Rule #10: Don’t be the basketball guy with the shooting sleeve. We both know you’re not that good, as does everyone on this campus. You were probably a decent player in high school. Congrats bro. We all were. But that was 15 pounds and 100 $2 Tuesdays ago. No one playing at the Student Recreational Sports Center or School of Public Health is good enough to rock the arm sleeve. That’s just the sad truth of our athletic prowess at this point in our lives, so don’t take it personally.
Rule #9: Don’t be the water fountain loogie guy. I hate you more than anyone on this campus. I get that you’re sick and I applaud you for working out despite your illness. But when I’m exhausted and want a water break, I don’t want to be nose deep in your mucus. Seriously. Just go to a trash can. It’s not that hard.
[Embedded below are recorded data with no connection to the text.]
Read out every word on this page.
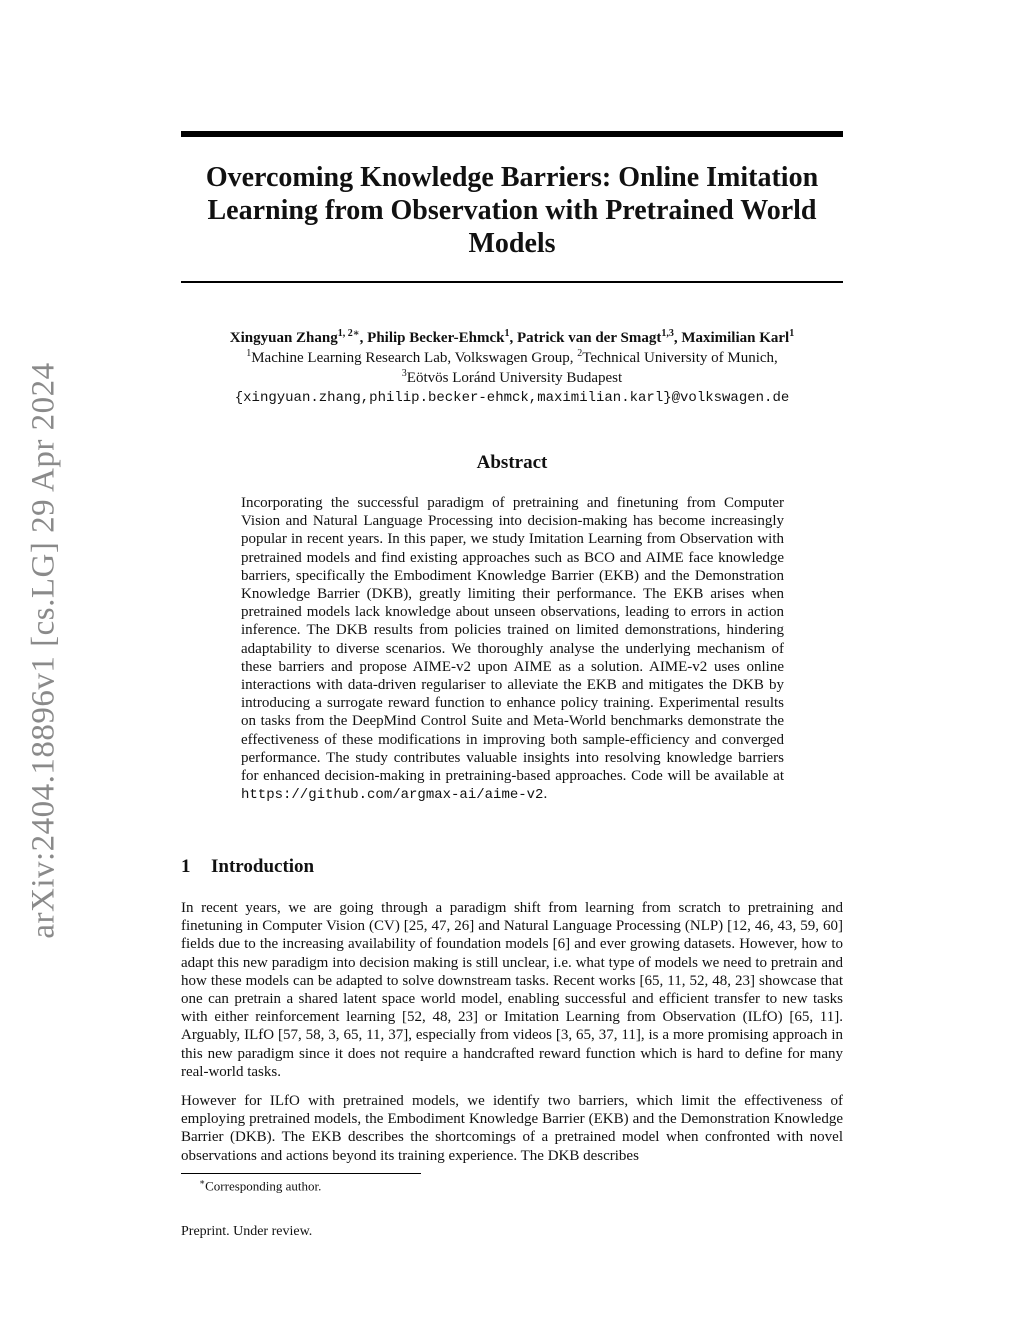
arXiv:2404.18896v1 [cs.LG] 29 Apr 2024
Overcoming Knowledge Barriers: Online Imitation Learning from Observation with Pretrained World Models
Xingyuan Zhang$^{1, 2∗}$, Philip Becker-Ehmck$^1$, Patrick van der Smagt$^{1,3}$, Maximilian Karl$^1$
$^1$Machine Learning Research Lab, Volkswagen Group, $^2$Technical University of Munich,
$^3$Eötvös Loránd University Budapest
{xingyuan.zhang,philip.becker-ehmck,maximilian.karl}@volkswagen.de
Abstract
Incorporating the successful paradigm of pretraining and finetuning from Computer Vision and Natural Language Processing into decision-making has become increasingly popular in recent years. In this paper, we study Imitation Learning from Observation with pretrained models and find existing approaches such as BCO and AIME face knowledge barriers, specifically the Embodiment Knowledge Barrier (EKB) and the Demonstration Knowledge Barrier (DKB), greatly limiting their performance. The EKB arises when pretrained models lack knowledge about unseen observations, leading to errors in action inference. The DKB results from policies trained on limited demonstrations, hindering adaptability to diverse scenarios. We thoroughly analyse the underlying mechanism of these barriers and propose AIME-v2 upon AIME as a solution. AIME-v2 uses online interactions with data-driven regulariser to alleviate the EKB and mitigates the DKB by introducing a surrogate reward function to enhance policy training. Experimental results on tasks from the DeepMind Control Suite and Meta-World benchmarks demonstrate the effectiveness of these modifications in improving both sample-efficiency and converged performance. The study contributes valuable insights into resolving knowledge barriers for enhanced decision-making in pretraining-based approaches. Code will be available at https://github.com/argmax-ai/aime-v2.
1 Introduction
In recent years, we are going through a paradigm shift from learning from scratch to pretraining and finetuning in Computer Vision (CV) [25, 47, 26] and Natural Language Processing (NLP) [12, 46, 43, 59, 60] fields due to the increasing availability of foundation models [6] and ever growing datasets. However, how to adapt this new paradigm into decision making is still unclear, i.e. what type of models we need to pretrain and how these models can be adapted to solve downstream tasks. Recent works [65, 11, 52, 48, 23] showcase that one can pretrain a shared latent space world model, enabling successful and efficient transfer to new tasks with either reinforcement learning [52, 48, 23] or Imitation Learning from Observation (ILfO) [65, 11]. Arguably, ILfO [57, 58, 3, 65, 11, 37], especially from videos [3, 65, 37, 11], is a more promising approach in this new paradigm since it does not require a handcrafted reward function which is hard to define for many real-world tasks.
However for ILfO with pretrained models, we identify two barriers, which limit the effectiveness of employing pretrained models, the Embodiment Knowledge Barrier (EKB) and the Demonstration Knowledge Barrier (DKB). The EKB describes the shortcomings of a pretrained model when confronted with novel observations and actions beyond its training experience. The DKB describes
∗Corresponding author.
Preprint. Under review.
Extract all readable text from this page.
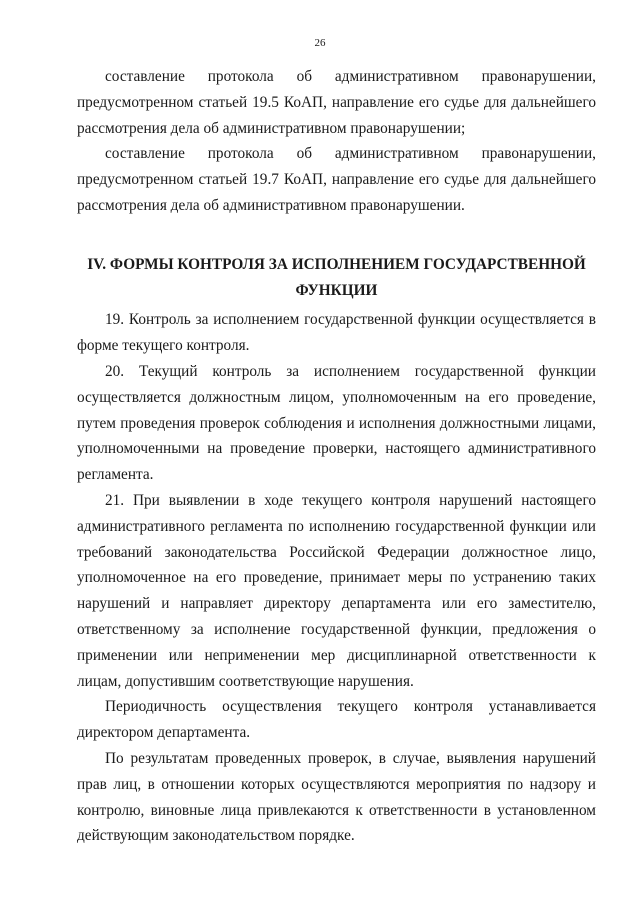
26

составление протокола об административном правонарушении, предусмотренном статьей 19.5 КоАП, направление его судье для дальнейшего рассмотрения дела об административном правонарушении;

составление протокола об административном правонарушении, предусмотренном статьей 19.7 КоАП, направление его судье для дальнейшего рассмотрения дела об административном правонарушении.

IV. ФОРМЫ КОНТРОЛЯ ЗА ИСПОЛНЕНИЕМ ГОСУДАРСТВЕННОЙ ФУНКЦИИ

19. Контроль за исполнением государственной функции осуществляется в форме текущего контроля.

20. Текущий контроль за исполнением государственной функции осуществляется должностным лицом, уполномоченным на его проведение, путем проведения проверок соблюдения и исполнения должностными лицами, уполномоченными на проведение проверки, настоящего административного регламента.

21. При выявлении в ходе текущего контроля нарушений настоящего административного регламента по исполнению государственной функции или требований законодательства Российской Федерации должностное лицо, уполномоченное на его проведение, принимает меры по устранению таких нарушений и направляет директору департамента или его заместителю, ответственному за исполнение государственной функции, предложения о применении или неприменении мер дисциплинарной ответственности к лицам, допустившим соответствующие нарушения.

Периодичность осуществления текущего контроля устанавливается директором департамента.

По результатам проведенных проверок, в случае, выявления нарушений прав лиц, в отношении которых осуществляются мероприятия по надзору и контролю, виновные лица привлекаются к ответственности в установленном действующим законодательством порядке.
Rule #8: Don’t be the cell phone guy. Look broseph, I love my iPhone 5 too, or whatever subpar Android smartphone you think is equivalent. But the gym is one giant rotation. These machines aren’t yours. They’re everyone’s. So stop with the Angry Birds, do your reps and move on.
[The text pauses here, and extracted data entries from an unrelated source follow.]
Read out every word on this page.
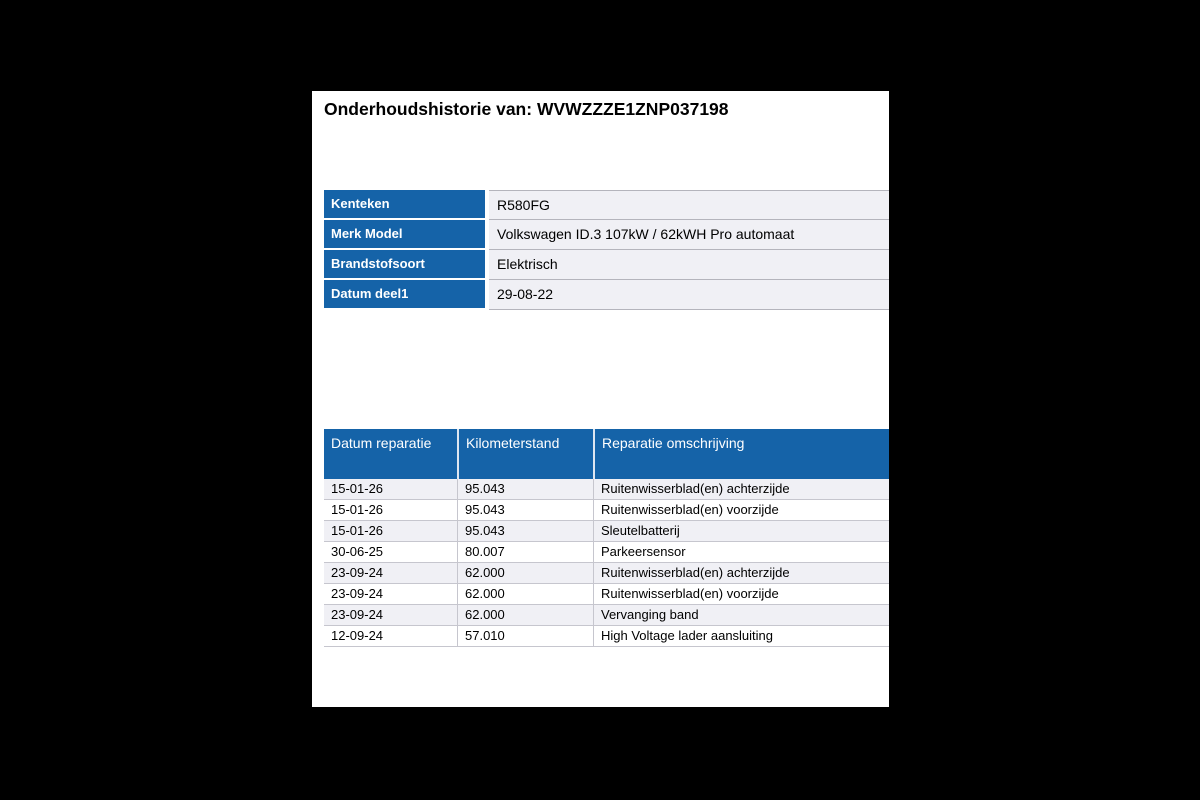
Onderhoudshistorie van: WVWZZZE1ZNP037198
Kenteken	R580FG
Merk Model	Volkswagen ID.3 107kW / 62kWH Pro automaat
Brandstofsoort	Elektrisch
Datum deel1	29-08-22
Datum reparatie	Kilometerstand	Reparatie omschrijving
15-01-26	95.043	Ruitenwisserblad(en) achterzijde
15-01-26	95.043	Ruitenwisserblad(en) voorzijde
15-01-26	95.043	Sleutelbatterij
30-06-25	80.007	Parkeersensor
23-09-24	62.000	Ruitenwisserblad(en) achterzijde
23-09-24	62.000	Ruitenwisserblad(en) voorzijde
23-09-24	62.000	Vervanging band
12-09-24	57.010	High Voltage lader aansluiting
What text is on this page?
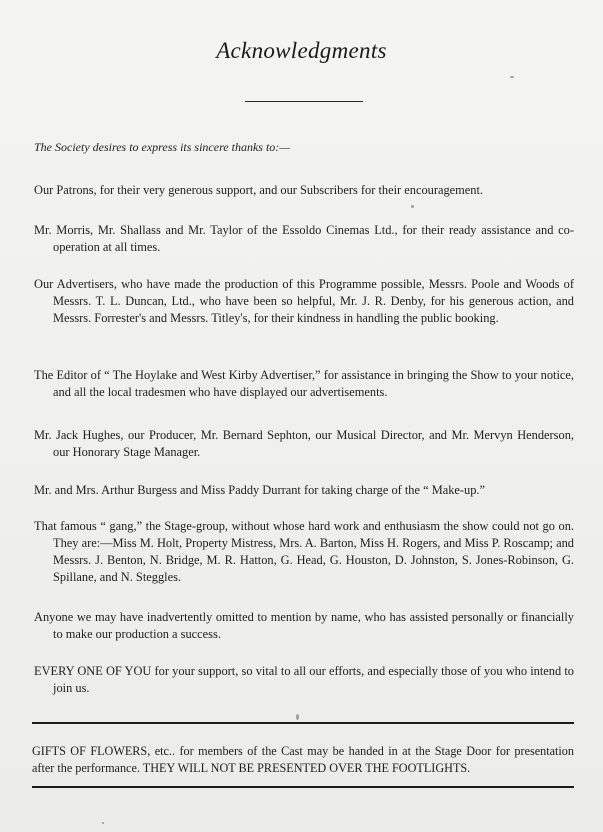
Acknowledgments
The Society desires to express its sincere thanks to:—
Our Patrons, for their very generous support, and our Subscribers for their encouragement.
Mr. Morris, Mr. Shallass and Mr. Taylor of the Essoldo Cinemas Ltd., for their ready assistance and co-operation at all times.
Our Advertisers, who have made the production of this Programme possible, Messrs. Poole and Woods of Messrs. T. L. Duncan, Ltd., who have been so helpful, Mr. J. R. Denby, for his generous action, and Messrs. Forrester's and Messrs. Titley's, for their kindness in handling the public booking.
The Editor of “ The Hoylake and West Kirby Advertiser,” for assistance in bringing the Show to your notice, and all the local tradesmen who have displayed our advertisements.
Mr. Jack Hughes, our Producer, Mr. Bernard Sephton, our Musical Director, and Mr. Mervyn Henderson, our Honorary Stage Manager.
Mr. and Mrs. Arthur Burgess and Miss Paddy Durrant for taking charge of the “ Make-up.”
That famous “ gang,” the Stage-group, without whose hard work and enthusiasm the show could not go on. They are:—Miss M. Holt, Property Mistress, Mrs. A. Barton, Miss H. Rogers, and Miss P. Roscamp; and Messrs. J. Benton, N. Bridge, M. R. Hatton, G. Head, G. Houston, D. Johnston, S. Jones-Robinson, G. Spillane, and N. Steggles.
Anyone we may have inadvertently omitted to mention by name, who has assisted personally or financially to make our production a success.
EVERY ONE OF YOU for your support, so vital to all our efforts, and especially those of you who intend to join us.
GIFTS OF FLOWERS, etc.. for members of the Cast may be handed in at the Stage Door for presentation after the performance. THEY WILL NOT BE PRESENTED OVER THE FOOTLIGHTS.
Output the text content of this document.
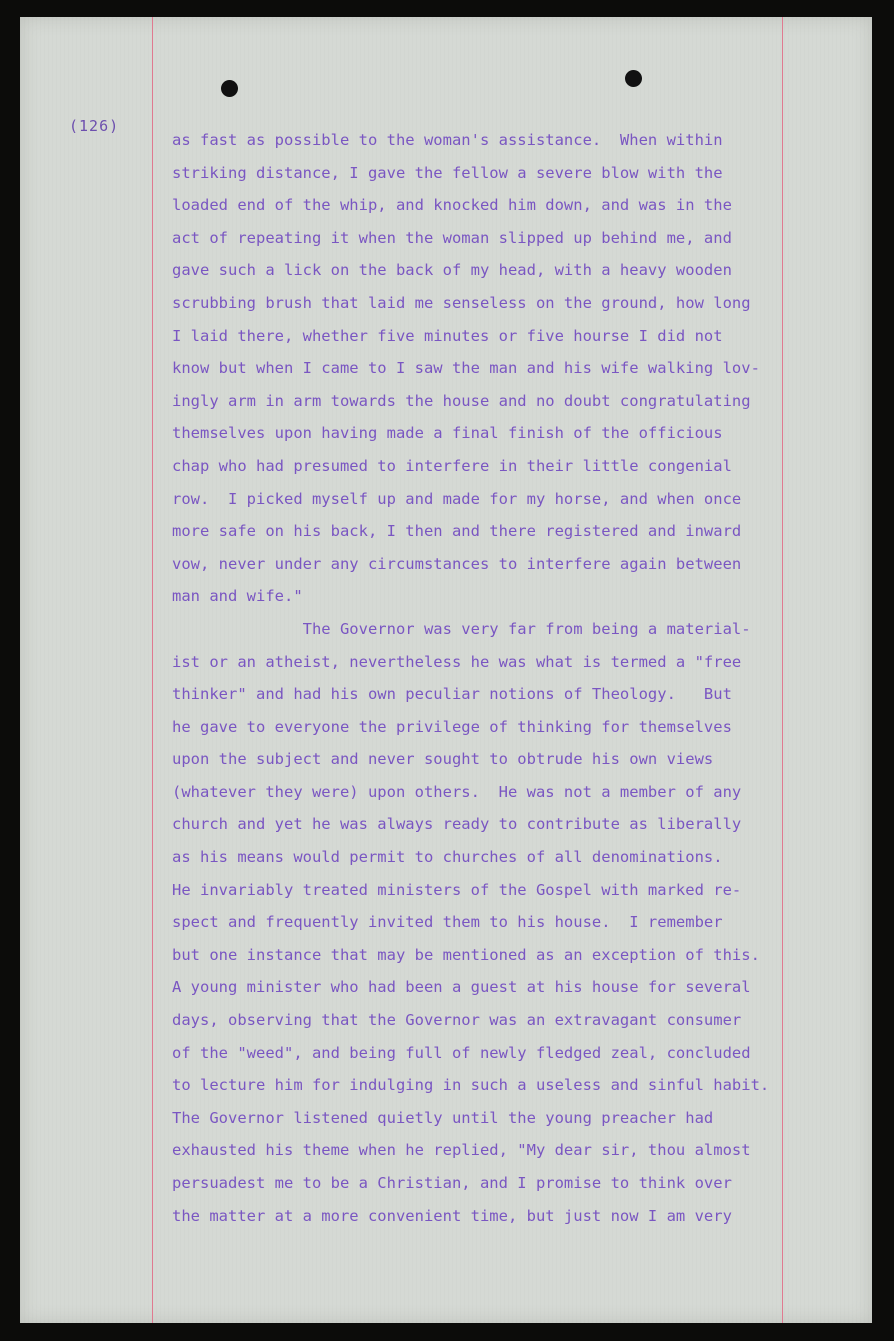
(126)
as fast as possible to the woman's assistance.  When within
striking distance, I gave the fellow a severe blow with the
loaded end of the whip, and knocked him down, and was in the
act of repeating it when the woman slipped up behind me, and
gave such a lick on the back of my head, with a heavy wooden
scrubbing brush that laid me senseless on the ground, how long
I laid there, whether five minutes or five hourse I did not
know but when I came to I saw the man and his wife walking lov-
ingly arm in arm towards the house and no doubt congratulating
themselves upon having made a final finish of the officious
chap who had presumed to interfere in their little congenial
row.  I picked myself up and made for my horse, and when once
more safe on his back, I then and there registered and inward
vow, never under any circumstances to interfere again between
man and wife."
The Governor was very far from being a material-
ist or an atheist, nevertheless he was what is termed a "free
thinker" and had his own peculiar notions of Theology.   But
he gave to everyone the privilege of thinking for themselves
upon the subject and never sought to obtrude his own views
(whatever they were) upon others.  He was not a member of any
church and yet he was always ready to contribute as liberally
as his means would permit to churches of all denominations.
He invariably treated ministers of the Gospel with marked re-
spect and frequently invited them to his house.  I remember
but one instance that may be mentioned as an exception of this.
A young minister who had been a guest at his house for several
days, observing that the Governor was an extravagant consumer
of the "weed", and being full of newly fledged zeal, concluded
to lecture him for indulging in such a useless and sinful habit.
The Governor listened quietly until the young preacher had
exhausted his theme when he replied, "My dear sir, thou almost
persuadest me to be a Christian, and I promise to think over
the matter at a more convenient time, but just now I am very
Rule #7: Wipe up your station after you’re done. No one wants to deal with your sweat puddles. I may be the sweatiest guy on campus, but I still have the decency to clean up after myself and you should too.
Rule #6: Don’t stand right in front of the weights. I know we all like to stare at our bodacious bods while we lift, but you’re standing in literally the most inconvenient place in the gym. Just move a couple steps back, bro.
Rule #5: Guys, stop wearing those toe shoes. “Oh, but they give me optimum grippage for maximized velocity output.” I’m sorry but in the grand scheme of things you just look stupid if you’re wearing them and not kayaking. Just wear regular shoes.
Rule #4: Don’t be cargo shorts guy. Don’t wear them in the gym or anywhere else if we’re being completely honest. There are lockers available everywhere, so I’m not sure what you really need on your person that normal pockets won’t hold.
Rule #3: Stop wearing a snapback hat to the gym. Who are you? That hat costs like $30 and now you’ve gotten it all sweaty and nasty. That’s just a dumb decision. Oh, you want to wick the sweat from your head? If you have the family jewels to rock a hat to the gym, just go with a headband instead.
Rule #2: Don’t wear the high school apparel. Look, we all did sports in the past. It’s time to get over it. The only acceptable throwback sporting apparel is baller Little League or YMCA jerseys.
Rule #1: This goes for everything in life, but it mostly pertains to the basketball court. Don’t be the person that starts arguments. In both the long and short run, whatever you’re yapping about doesn’t really matter. And you’re taking this pickup game way too seriously.